Che cos’è Malattia di Menière?

La malattia di Menière è un processo patologico di cui soffriva Van Gogh: si tratta di una malattia spesso invalidante che colpisce l’orecchio interno e si presenta con vertigini di tipo rotatorio, spesso associate a nausea, vomito, acufeni e perdita progressiva dell’udito. I sintomi della sindrome di Menière tendono a peggiorare nel tempo; se ne può ridurre l’evoluzione con adeguata terapia medica e/o con interventi chirurgici adeguati.

Quali sono i sintomi della labirintite?

La labirintite è un’alterazione della funzionalità vestibolare di tipo infiammatorio che colpisce il labirinto e altre strutture dell’orecchio. Si presenta con disturbi dell’equilibrio (vertigini), acufeni e perdita dell’udito, spesso associati a nausea, mal di stomaco, stati d’ansia e confusione.

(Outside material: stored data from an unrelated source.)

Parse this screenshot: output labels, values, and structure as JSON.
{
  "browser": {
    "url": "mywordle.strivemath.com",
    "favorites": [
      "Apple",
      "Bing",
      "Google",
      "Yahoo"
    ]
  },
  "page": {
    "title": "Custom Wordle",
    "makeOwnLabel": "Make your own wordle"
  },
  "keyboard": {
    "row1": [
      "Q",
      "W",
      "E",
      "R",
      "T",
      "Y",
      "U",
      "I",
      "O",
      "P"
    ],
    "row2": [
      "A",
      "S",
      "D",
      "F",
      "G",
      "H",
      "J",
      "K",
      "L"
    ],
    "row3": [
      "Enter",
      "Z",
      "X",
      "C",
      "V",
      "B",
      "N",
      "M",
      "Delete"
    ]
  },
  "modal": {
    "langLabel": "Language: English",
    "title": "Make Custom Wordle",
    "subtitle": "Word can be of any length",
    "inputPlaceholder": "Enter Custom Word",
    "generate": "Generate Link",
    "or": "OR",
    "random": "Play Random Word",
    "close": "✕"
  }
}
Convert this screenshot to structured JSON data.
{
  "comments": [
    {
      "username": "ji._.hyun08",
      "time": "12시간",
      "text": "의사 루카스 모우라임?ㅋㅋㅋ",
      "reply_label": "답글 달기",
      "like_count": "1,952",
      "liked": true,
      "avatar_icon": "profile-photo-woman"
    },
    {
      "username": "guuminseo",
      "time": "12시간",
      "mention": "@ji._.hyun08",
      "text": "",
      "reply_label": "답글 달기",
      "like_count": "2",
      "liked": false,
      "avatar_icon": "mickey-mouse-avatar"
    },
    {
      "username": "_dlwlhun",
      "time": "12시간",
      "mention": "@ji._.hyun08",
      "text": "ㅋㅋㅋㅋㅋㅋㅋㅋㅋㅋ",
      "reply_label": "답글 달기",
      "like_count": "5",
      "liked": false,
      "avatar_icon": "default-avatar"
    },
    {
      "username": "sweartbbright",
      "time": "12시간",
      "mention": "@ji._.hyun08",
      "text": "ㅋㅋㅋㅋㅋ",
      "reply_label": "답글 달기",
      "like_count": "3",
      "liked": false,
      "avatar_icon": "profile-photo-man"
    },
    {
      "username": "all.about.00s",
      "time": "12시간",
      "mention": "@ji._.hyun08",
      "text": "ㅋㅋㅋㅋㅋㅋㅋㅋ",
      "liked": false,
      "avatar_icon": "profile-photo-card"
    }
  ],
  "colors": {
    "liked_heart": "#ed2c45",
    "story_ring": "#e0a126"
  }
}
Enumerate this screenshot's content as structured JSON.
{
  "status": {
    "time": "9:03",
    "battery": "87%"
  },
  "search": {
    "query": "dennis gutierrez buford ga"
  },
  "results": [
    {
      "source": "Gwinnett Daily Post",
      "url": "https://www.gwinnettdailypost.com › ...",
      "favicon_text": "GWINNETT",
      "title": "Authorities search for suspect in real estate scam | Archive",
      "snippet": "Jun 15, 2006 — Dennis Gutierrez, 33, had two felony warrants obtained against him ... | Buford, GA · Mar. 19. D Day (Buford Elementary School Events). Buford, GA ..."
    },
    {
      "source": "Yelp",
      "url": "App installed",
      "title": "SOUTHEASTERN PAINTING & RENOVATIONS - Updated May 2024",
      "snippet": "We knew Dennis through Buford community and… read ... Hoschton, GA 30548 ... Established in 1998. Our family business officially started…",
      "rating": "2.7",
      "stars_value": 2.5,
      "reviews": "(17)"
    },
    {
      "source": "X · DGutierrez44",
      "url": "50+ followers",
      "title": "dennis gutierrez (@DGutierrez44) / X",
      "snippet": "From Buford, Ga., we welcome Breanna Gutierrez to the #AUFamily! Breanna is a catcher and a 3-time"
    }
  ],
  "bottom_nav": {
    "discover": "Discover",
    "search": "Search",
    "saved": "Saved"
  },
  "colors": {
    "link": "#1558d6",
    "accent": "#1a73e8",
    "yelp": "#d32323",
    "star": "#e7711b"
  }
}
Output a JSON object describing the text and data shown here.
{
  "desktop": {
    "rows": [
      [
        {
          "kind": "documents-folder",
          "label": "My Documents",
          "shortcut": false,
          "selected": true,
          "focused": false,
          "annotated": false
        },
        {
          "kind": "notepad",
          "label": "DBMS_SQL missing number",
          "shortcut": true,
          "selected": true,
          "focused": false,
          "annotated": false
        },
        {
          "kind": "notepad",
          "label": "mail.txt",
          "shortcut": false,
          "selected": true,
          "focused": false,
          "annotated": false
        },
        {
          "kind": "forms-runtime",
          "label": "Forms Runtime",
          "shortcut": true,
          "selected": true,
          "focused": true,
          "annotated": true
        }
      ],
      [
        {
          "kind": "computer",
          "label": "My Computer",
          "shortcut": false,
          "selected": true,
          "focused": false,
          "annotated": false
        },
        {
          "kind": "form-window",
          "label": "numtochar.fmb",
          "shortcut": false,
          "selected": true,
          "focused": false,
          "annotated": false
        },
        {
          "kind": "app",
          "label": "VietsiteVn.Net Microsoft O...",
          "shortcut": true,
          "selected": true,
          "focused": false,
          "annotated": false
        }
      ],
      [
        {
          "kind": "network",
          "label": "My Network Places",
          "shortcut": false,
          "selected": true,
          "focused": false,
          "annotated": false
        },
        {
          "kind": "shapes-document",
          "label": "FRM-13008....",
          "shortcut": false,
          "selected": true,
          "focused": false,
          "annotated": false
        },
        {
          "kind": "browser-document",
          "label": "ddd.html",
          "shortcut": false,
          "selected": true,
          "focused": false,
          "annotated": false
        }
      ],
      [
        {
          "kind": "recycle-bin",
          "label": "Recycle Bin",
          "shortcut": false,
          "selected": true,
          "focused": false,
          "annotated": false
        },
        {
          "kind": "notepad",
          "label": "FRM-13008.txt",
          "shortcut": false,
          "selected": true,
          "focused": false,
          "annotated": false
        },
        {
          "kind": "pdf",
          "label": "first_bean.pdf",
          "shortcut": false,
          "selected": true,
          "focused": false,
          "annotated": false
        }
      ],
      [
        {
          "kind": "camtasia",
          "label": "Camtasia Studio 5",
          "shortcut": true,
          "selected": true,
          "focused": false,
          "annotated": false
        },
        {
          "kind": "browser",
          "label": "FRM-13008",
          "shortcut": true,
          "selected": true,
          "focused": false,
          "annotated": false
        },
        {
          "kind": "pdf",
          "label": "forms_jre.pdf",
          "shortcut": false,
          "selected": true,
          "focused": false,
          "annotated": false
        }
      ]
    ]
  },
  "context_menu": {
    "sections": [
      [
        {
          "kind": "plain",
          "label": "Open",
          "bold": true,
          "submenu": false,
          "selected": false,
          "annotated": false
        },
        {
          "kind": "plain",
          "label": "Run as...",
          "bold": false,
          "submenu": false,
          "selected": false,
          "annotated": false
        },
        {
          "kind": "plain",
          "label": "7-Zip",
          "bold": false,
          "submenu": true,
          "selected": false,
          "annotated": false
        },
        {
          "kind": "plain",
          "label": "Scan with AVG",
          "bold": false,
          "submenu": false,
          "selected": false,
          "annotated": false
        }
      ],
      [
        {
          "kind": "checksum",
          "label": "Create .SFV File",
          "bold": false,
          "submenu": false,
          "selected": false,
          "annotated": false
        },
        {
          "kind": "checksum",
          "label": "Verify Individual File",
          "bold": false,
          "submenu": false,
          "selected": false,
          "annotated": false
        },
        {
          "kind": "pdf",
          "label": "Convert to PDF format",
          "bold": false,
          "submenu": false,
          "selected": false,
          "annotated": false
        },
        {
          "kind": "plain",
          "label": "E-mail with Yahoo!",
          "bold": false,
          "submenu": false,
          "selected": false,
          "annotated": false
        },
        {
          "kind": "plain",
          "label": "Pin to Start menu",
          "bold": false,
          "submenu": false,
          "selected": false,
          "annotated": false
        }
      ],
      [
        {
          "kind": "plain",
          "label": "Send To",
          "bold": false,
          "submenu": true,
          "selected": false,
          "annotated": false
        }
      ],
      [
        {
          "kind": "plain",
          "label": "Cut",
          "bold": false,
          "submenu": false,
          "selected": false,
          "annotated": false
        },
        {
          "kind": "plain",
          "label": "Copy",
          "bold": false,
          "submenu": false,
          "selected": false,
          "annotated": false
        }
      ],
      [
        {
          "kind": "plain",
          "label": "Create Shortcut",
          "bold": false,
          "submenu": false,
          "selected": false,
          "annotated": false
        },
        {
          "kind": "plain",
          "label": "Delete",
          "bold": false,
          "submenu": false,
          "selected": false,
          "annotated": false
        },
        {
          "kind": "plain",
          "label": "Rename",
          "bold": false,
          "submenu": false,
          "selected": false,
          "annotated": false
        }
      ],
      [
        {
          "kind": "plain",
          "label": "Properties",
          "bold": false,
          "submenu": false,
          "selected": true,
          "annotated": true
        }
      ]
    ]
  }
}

Non è stata ancora identificata la causa di questa condizione, ma si ipotizza che si manifesti come conseguenza di infezioni batteriche o virali come l’otite acuta o la parotite. Inoltre, esistono fattori che ne influenzano l’insorgenza, come:

  • Traumi alla testa
  • Reazioni allergiche a farmaci (in particolare antibiotici) o altre sostanze
  • Grande stress

Sordità e vertigini come conseguenza di otosclerosi

Anche l’otosclerosi, processo morboso di cui lamentò Beethoven, si manifesta con perdita dell’udito associata ad acufeni e vertigini. Non si conoscono ancora le cause di questa patologia, ma ha sicuramente un carattere ereditario ed è influenzata da diversi fattori ambientali (gravidanza, allattamento, ecc.). Circa 2 persone su 100, in particolare donne adulte, soffrono di otosclerosi.

Vertigini e sordità: come stabilire la causa?

Prima di intraprendere un qualsiasi iter terapeutico è importante identificare la patologia alla base di questi sintomi. Si consiglia di rivolgersi ad uno specialista fin dai primi segni, in modo da eseguire tempestivamente gli esami diagnostici necessari per formulare una diagnosi (esame audiometrico, risonanza magnetica, ecc.) e pianificare tempestivamente la terapia più adatta ad ogni paziente. Di estrema importanza è la diagnosi differenziale, che consente di escludere le patologie che presentano una sintomatologia simile a quella lamentata dal paziente.

Come curare sordità e vertigini

Il trattamento di sordità e vertigini varia a seconda del risultato diagnostico:

  • In caso di labirintite la terapia è prevalentemente farmacologica;
  • Per la Malattia di Menière, il trattamento farmacologico per le vertigini ha come obiettivo quello di ridurre l’entità dei sintomi. In caso di scarsi risultati, il paziente può decidere di sottoporsi a diversi interventi chirurgici (labirintectomia, decompressione del sacco endolinfatico, sezione selettiva del nervo vestibolare);
  • In caso di otosclerosi, infine, qualora il paziente presenti una sordità medio-grave si può intervenire chirurgicamente con gli interventi di stapedectomia o stapedotomia. Per essere più precisi, in passato si eseguiva la stapedectomia, in modo da rimuovere la staffa sclerotica e sostituirla con una protesi, mentre oggigiorno la tecnica più eseguita è la stapedotomia che, grazie all’utilizzo di una microfresa o di un laser (di solito a CO2), consente di rimuovere solo una parte della staffa, in modo da ridurre l’impatto sul paziente e con esso il rischio di danneggiare la coclea.